Polymer80 PF940v2 & PF940C Magwell - Low Profile - ISLE MFG

$25.99
End Date: Thursday Nov-7-2019 12:16:41 PST
Buy It Now for only: $25.99
Buy It Now | Add to watch list

CUSTOM SLIDE | MATERIAL 17-4 PH BLACK CERAKOTE - FOR GLOCK 19 GEN 1,2,3

$180.00
End Date: Wednesday Nov-13-2019 16:26:42 PST
Buy It Now for only: $180.00
Buy It Now | Add to watch list

Glock OEM Lower Frame Parts Kits For Glock Gen 1-3 G17 And Polymer 80

$50.95
End Date: Sunday Nov-3-2019 18:28:01 PST
Buy It Now for only: $50.95
Buy It Now | Add to watch list

Glock 19 Gen 3 Slide with Trijicon RMR Optics Cut, Black Nitride Finish

$142.50 (5 Bids)
End Date: Saturday Oct-19-2019 10:01:31 PDT
Bid now | Add to watch list

Custom Slide - For Glock 19 GEN 1,2,3, & Polymer80 Stainless Steel - BRAND NEW

$155.00
End Date: Sunday Nov-10-2019 14:31:33 PST
Buy It Now for only: $155.00
Buy It Now | Add to watch list


If you find this post useful, please either buy something using one of the links to eBay and Amazon.
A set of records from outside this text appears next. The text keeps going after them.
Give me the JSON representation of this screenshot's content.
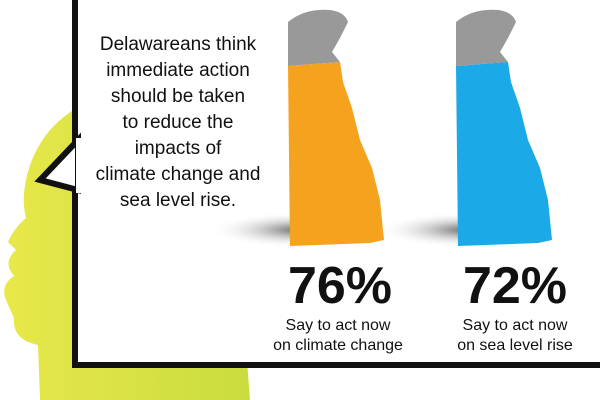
{
  "statement": [
    "Delawareans think",
    "immediate action",
    "should be taken",
    "to reduce the",
    "impacts of",
    "climate change and",
    "sea level rise."
  ],
  "items": [
    {
      "percent": "76%",
      "caption": [
        "Say to act now",
        "on climate change"
      ]
    },
    {
      "percent": "72%",
      "caption": [
        "Say to act now",
        "on sea level rise"
      ]
    }
  ]
}
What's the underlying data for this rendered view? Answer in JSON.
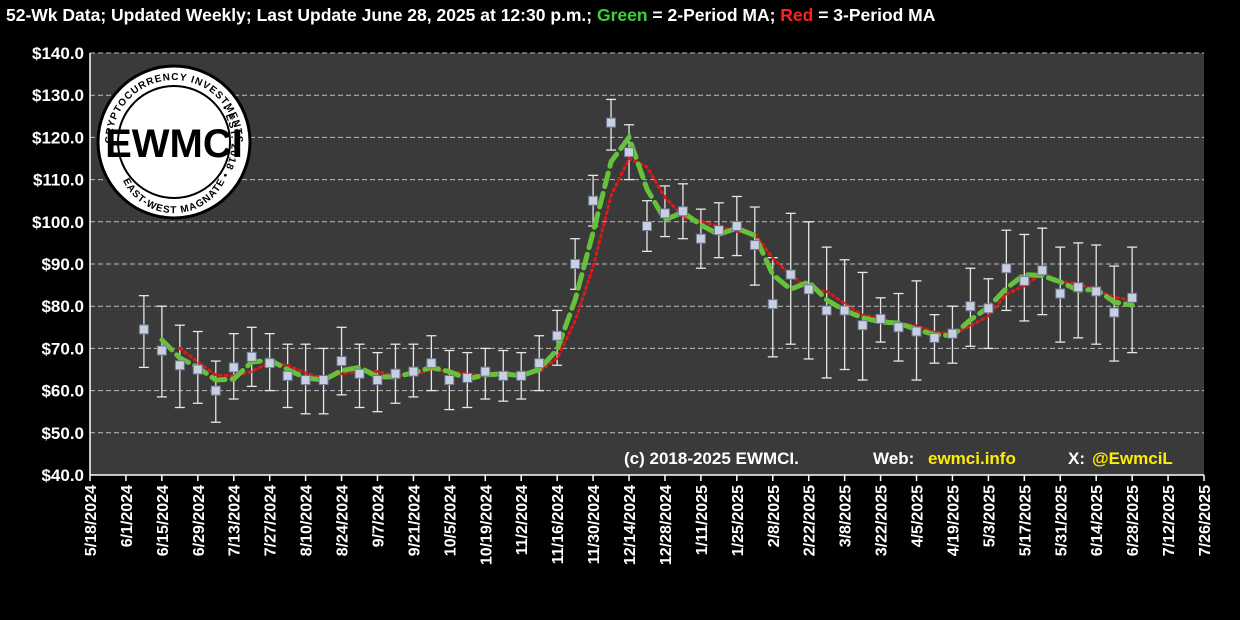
{
  "title": {
    "part1": "52-Wk Data; Updated Weekly; Last Update June 28, 2025 at 12:30 p.m.; ",
    "green_word": "Green",
    "part2": " = 2-Period MA; ",
    "red_word": "Red",
    "part3": " = 3-Period MA"
  },
  "logo": {
    "center_text": "EWMCI",
    "top_arc": "CRYPTOCURRENCY INVESTMENTS",
    "right_arc": "• EST. 2018 •",
    "bottom_arc": "EAST-WEST MAGNATE"
  },
  "footer": {
    "copyright": "(c) 2018-2025 EWMCI.",
    "web_label": "Web:",
    "web_value": "ewmci.info",
    "x_label": "X:",
    "x_value": "@EwmciL"
  },
  "colors": {
    "background": "#000000",
    "plot_area": "#3a3a3a",
    "gridline": "#bdbdbd",
    "marker": "#c8cfe0",
    "ma2_green": "#66c23a",
    "ma3_red": "#e01818",
    "footer_highlight": "#ffee00"
  },
  "chart_data": {
    "type": "scatter",
    "y_axis": {
      "min": 40,
      "max": 140,
      "step": 10,
      "tick_format": "$0.0",
      "gridlines": true
    },
    "x_axis": {
      "ticks": [
        "5/18/2024",
        "6/1/2024",
        "6/15/2024",
        "6/29/2024",
        "7/13/2024",
        "7/27/2024",
        "8/10/2024",
        "8/24/2024",
        "9/7/2024",
        "9/21/2024",
        "10/5/2024",
        "10/19/2024",
        "11/2/2024",
        "11/16/2024",
        "11/30/2024",
        "12/14/2024",
        "12/28/2024",
        "1/11/2025",
        "1/25/2025",
        "2/8/2025",
        "2/22/2025",
        "3/8/2025",
        "3/22/2025",
        "4/5/2025",
        "4/19/2025",
        "5/3/2025",
        "5/17/2025",
        "5/31/2025",
        "6/14/2025",
        "6/28/2025",
        "7/12/2025",
        "7/26/2025"
      ],
      "tick_interval_weeks": 2
    },
    "series": [
      {
        "name": "",
        "role": "weekly value with high/low error bars",
        "points": [
          {
            "x": "6/8/2024",
            "y": 74.5,
            "low": 65.5,
            "high": 82.5
          },
          {
            "x": "6/15/2024",
            "y": 69.5,
            "low": 58.5,
            "high": 80.0
          },
          {
            "x": "6/22/2024",
            "y": 66.0,
            "low": 56.0,
            "high": 75.5
          },
          {
            "x": "6/29/2024",
            "y": 65.0,
            "low": 57.0,
            "high": 74.0
          },
          {
            "x": "7/6/2024",
            "y": 60.0,
            "low": 52.5,
            "high": 67.0
          },
          {
            "x": "7/13/2024",
            "y": 65.5,
            "low": 58.0,
            "high": 73.5
          },
          {
            "x": "7/20/2024",
            "y": 68.0,
            "low": 61.0,
            "high": 75.0
          },
          {
            "x": "7/27/2024",
            "y": 66.5,
            "low": 60.0,
            "high": 73.5
          },
          {
            "x": "8/3/2024",
            "y": 63.5,
            "low": 56.0,
            "high": 71.0
          },
          {
            "x": "8/10/2024",
            "y": 62.5,
            "low": 54.5,
            "high": 71.0
          },
          {
            "x": "8/17/2024",
            "y": 62.5,
            "low": 54.5,
            "high": 70.0
          },
          {
            "x": "8/24/2024",
            "y": 67.0,
            "low": 59.0,
            "high": 75.0
          },
          {
            "x": "8/31/2024",
            "y": 64.0,
            "low": 56.0,
            "high": 71.0
          },
          {
            "x": "9/7/2024",
            "y": 62.5,
            "low": 55.0,
            "high": 69.0
          },
          {
            "x": "9/14/2024",
            "y": 64.0,
            "low": 57.0,
            "high": 71.0
          },
          {
            "x": "9/21/2024",
            "y": 64.5,
            "low": 58.5,
            "high": 71.0
          },
          {
            "x": "9/28/2024",
            "y": 66.5,
            "low": 60.0,
            "high": 73.0
          },
          {
            "x": "10/5/2024",
            "y": 62.5,
            "low": 55.5,
            "high": 69.5
          },
          {
            "x": "10/12/2024",
            "y": 63.0,
            "low": 56.0,
            "high": 69.0
          },
          {
            "x": "10/19/2024",
            "y": 64.5,
            "low": 58.0,
            "high": 70.0
          },
          {
            "x": "10/26/2024",
            "y": 63.5,
            "low": 57.5,
            "high": 69.5
          },
          {
            "x": "11/2/2024",
            "y": 63.5,
            "low": 58.0,
            "high": 69.0
          },
          {
            "x": "11/9/2024",
            "y": 66.5,
            "low": 60.0,
            "high": 73.0
          },
          {
            "x": "11/16/2024",
            "y": 73.0,
            "low": 66.0,
            "high": 79.0
          },
          {
            "x": "11/23/2024",
            "y": 90.0,
            "low": 84.0,
            "high": 96.0
          },
          {
            "x": "11/30/2024",
            "y": 105.0,
            "low": 99.0,
            "high": 111.0
          },
          {
            "x": "12/7/2024",
            "y": 123.5,
            "low": 117.0,
            "high": 129.0
          },
          {
            "x": "12/14/2024",
            "y": 116.5,
            "low": 110.0,
            "high": 123.0
          },
          {
            "x": "12/21/2024",
            "y": 99.0,
            "low": 93.0,
            "high": 105.0
          },
          {
            "x": "12/28/2024",
            "y": 102.0,
            "low": 96.5,
            "high": 108.5
          },
          {
            "x": "1/4/2025",
            "y": 102.5,
            "low": 96.0,
            "high": 109.0
          },
          {
            "x": "1/11/2025",
            "y": 96.0,
            "low": 89.0,
            "high": 103.0
          },
          {
            "x": "1/18/2025",
            "y": 98.0,
            "low": 91.5,
            "high": 104.5
          },
          {
            "x": "1/25/2025",
            "y": 99.0,
            "low": 92.0,
            "high": 106.0
          },
          {
            "x": "2/1/2025",
            "y": 94.5,
            "low": 85.0,
            "high": 103.5
          },
          {
            "x": "2/8/2025",
            "y": 80.5,
            "low": 68.0,
            "high": 91.5
          },
          {
            "x": "2/15/2025",
            "y": 87.5,
            "low": 71.0,
            "high": 102.0
          },
          {
            "x": "2/22/2025",
            "y": 84.0,
            "low": 67.5,
            "high": 100.0
          },
          {
            "x": "3/1/2025",
            "y": 79.0,
            "low": 63.0,
            "high": 94.0
          },
          {
            "x": "3/8/2025",
            "y": 79.0,
            "low": 65.0,
            "high": 91.0
          },
          {
            "x": "3/15/2025",
            "y": 75.5,
            "low": 62.5,
            "high": 88.0
          },
          {
            "x": "3/22/2025",
            "y": 77.0,
            "low": 71.5,
            "high": 82.0
          },
          {
            "x": "3/29/2025",
            "y": 75.0,
            "low": 67.0,
            "high": 83.0
          },
          {
            "x": "4/5/2025",
            "y": 74.0,
            "low": 62.5,
            "high": 86.0
          },
          {
            "x": "4/12/2025",
            "y": 72.5,
            "low": 66.5,
            "high": 78.0
          },
          {
            "x": "4/19/2025",
            "y": 73.5,
            "low": 66.5,
            "high": 80.0
          },
          {
            "x": "4/26/2025",
            "y": 80.0,
            "low": 70.5,
            "high": 89.0
          },
          {
            "x": "5/3/2025",
            "y": 79.5,
            "low": 70.0,
            "high": 86.5
          },
          {
            "x": "5/10/2025",
            "y": 89.0,
            "low": 79.0,
            "high": 98.0
          },
          {
            "x": "5/17/2025",
            "y": 86.0,
            "low": 76.5,
            "high": 97.0
          },
          {
            "x": "5/24/2025",
            "y": 88.5,
            "low": 78.0,
            "high": 98.5
          },
          {
            "x": "5/31/2025",
            "y": 83.0,
            "low": 71.5,
            "high": 94.0
          },
          {
            "x": "6/7/2025",
            "y": 84.5,
            "low": 72.5,
            "high": 95.0
          },
          {
            "x": "6/14/2025",
            "y": 83.5,
            "low": 71.0,
            "high": 94.5
          },
          {
            "x": "6/21/2025",
            "y": 78.5,
            "low": 67.0,
            "high": 89.5
          },
          {
            "x": "6/28/2025",
            "y": 82.0,
            "low": 69.0,
            "high": 94.0
          }
        ]
      },
      {
        "name": "2-Period MA",
        "color": "green",
        "style": "dashed",
        "derived_from": "weekly values"
      },
      {
        "name": "3-Period MA",
        "color": "red",
        "style": "dotted",
        "derived_from": "weekly values"
      }
    ]
  }
}
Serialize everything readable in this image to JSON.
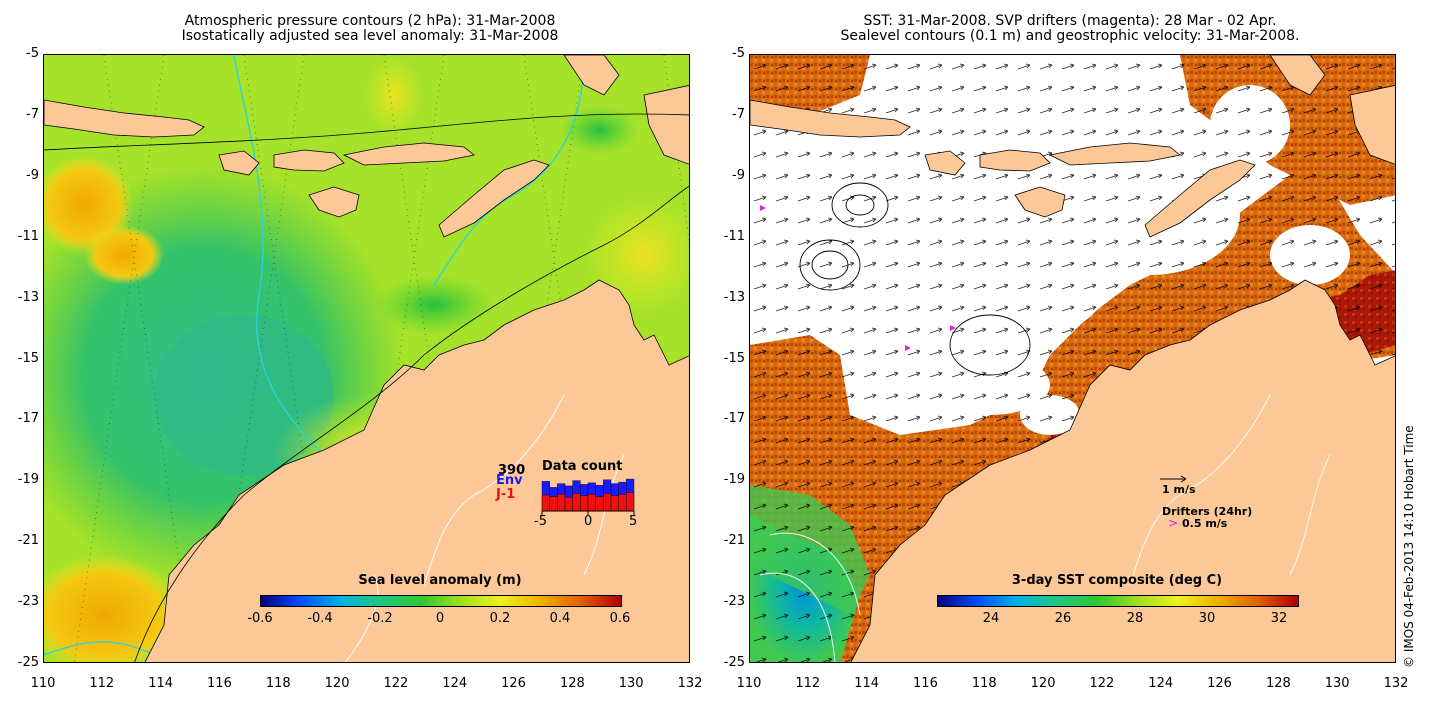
{
  "left": {
    "title_line1": "Atmospheric pressure contours (2 hPa): 31-Mar-2008",
    "title_line2": "Isostatically adjusted sea level anomaly: 31-Mar-2008",
    "colorbar_title": "Sea level anomaly (m)",
    "colorbar_ticks": [
      "-0.6",
      "-0.4",
      "-0.2",
      "0",
      "0.2",
      "0.4",
      "0.6"
    ],
    "data_count": {
      "title": "Data count",
      "max_value": "390",
      "env_label": "Env",
      "j1_label": "J-1",
      "x_ticks": [
        "-5",
        "0",
        "5"
      ],
      "env_color": "#1a1aff",
      "j1_color": "#ee1111",
      "env_values": [
        0.78,
        0.62,
        0.72,
        0.66,
        0.8,
        0.7,
        0.74,
        0.68,
        0.82,
        0.72,
        0.76,
        0.84
      ],
      "j1_values": [
        0.42,
        0.38,
        0.44,
        0.36,
        0.46,
        0.4,
        0.44,
        0.38,
        0.46,
        0.4,
        0.44,
        0.48
      ]
    }
  },
  "right": {
    "title_line1": "SST: 31-Mar-2008. SVP drifters (magenta): 28 Mar - 02 Apr.",
    "title_line2": "Sealevel contours (0.1 m) and geostrophic velocity: 31-Mar-2008.",
    "colorbar_title": "3-day SST composite (deg C)",
    "colorbar_ticks": [
      "24",
      "26",
      "28",
      "30",
      "32"
    ],
    "legend_velocity": "1 m/s",
    "legend_drifters": "Drifters (24hr)",
    "legend_drifter_speed": "0.5 m/s",
    "drifter_marker": ">"
  },
  "axes": {
    "y_ticks": [
      "-5",
      "-7",
      "-9",
      "-11",
      "-13",
      "-15",
      "-17",
      "-19",
      "-21",
      "-23",
      "-25"
    ],
    "x_ticks": [
      "110",
      "112",
      "114",
      "116",
      "118",
      "120",
      "122",
      "124",
      "126",
      "128",
      "130",
      "132"
    ]
  },
  "credit": "© IMOS 04-Feb-2013 14:10 Hobart Time",
  "colors": {
    "land": "#fcc898",
    "sla_scale": [
      "#00007f",
      "#0060ff",
      "#00c8c8",
      "#20c040",
      "#a0e020",
      "#f0f020",
      "#f0a000",
      "#e05000",
      "#a00000"
    ],
    "sst_scale": [
      "#00007f",
      "#0060ff",
      "#00c8c8",
      "#20c040",
      "#a0e020",
      "#f0f020",
      "#f0a000",
      "#e05000",
      "#a00000"
    ]
  }
}
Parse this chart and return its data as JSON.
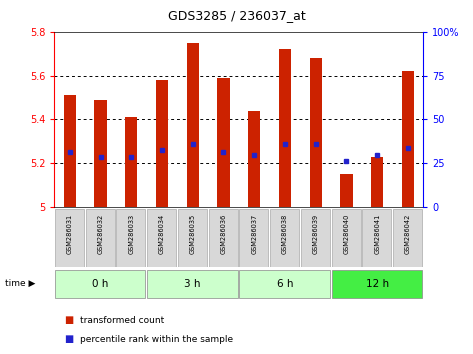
{
  "title": "GDS3285 / 236037_at",
  "samples": [
    "GSM286031",
    "GSM286032",
    "GSM286033",
    "GSM286034",
    "GSM286035",
    "GSM286036",
    "GSM286037",
    "GSM286038",
    "GSM286039",
    "GSM286040",
    "GSM286041",
    "GSM286042"
  ],
  "bar_tops": [
    5.51,
    5.49,
    5.41,
    5.58,
    5.75,
    5.59,
    5.44,
    5.72,
    5.68,
    5.15,
    5.23,
    5.62
  ],
  "percentile_vals": [
    5.25,
    5.23,
    5.23,
    5.26,
    5.29,
    5.25,
    5.24,
    5.29,
    5.29,
    5.21,
    5.24,
    5.27
  ],
  "bar_bottom": 5.0,
  "ylim": [
    5.0,
    5.8
  ],
  "yticks": [
    5.0,
    5.2,
    5.4,
    5.6,
    5.8
  ],
  "ytick_labels": [
    "5",
    "5.2",
    "5.4",
    "5.6",
    "5.8"
  ],
  "right_ylim": [
    0,
    100
  ],
  "right_yticks": [
    0,
    25,
    50,
    75,
    100
  ],
  "right_ytick_labels": [
    "0",
    "25",
    "50",
    "75",
    "100%"
  ],
  "bar_color": "#cc2200",
  "percentile_color": "#2222cc",
  "bar_width": 0.4,
  "groups_info": [
    [
      0,
      2,
      "0 h"
    ],
    [
      3,
      5,
      "3 h"
    ],
    [
      6,
      8,
      "6 h"
    ],
    [
      9,
      11,
      "12 h"
    ]
  ],
  "group_colors_light": [
    "#ccffcc",
    "#ccffcc",
    "#ccffcc",
    "#44ee44"
  ],
  "time_label": "time ▶",
  "legend_bar_label": "transformed count",
  "legend_pct_label": "percentile rank within the sample",
  "sample_box_color": "#d8d8d8",
  "sample_box_edge": "#aaaaaa"
}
With Amazon, if you click on one of our links and then buy something else – even unrelated stuff like clothes, electronics and groceries – we get credit and it would be hugely appreciated. Doing something like the above will help us fund continued development of the blog.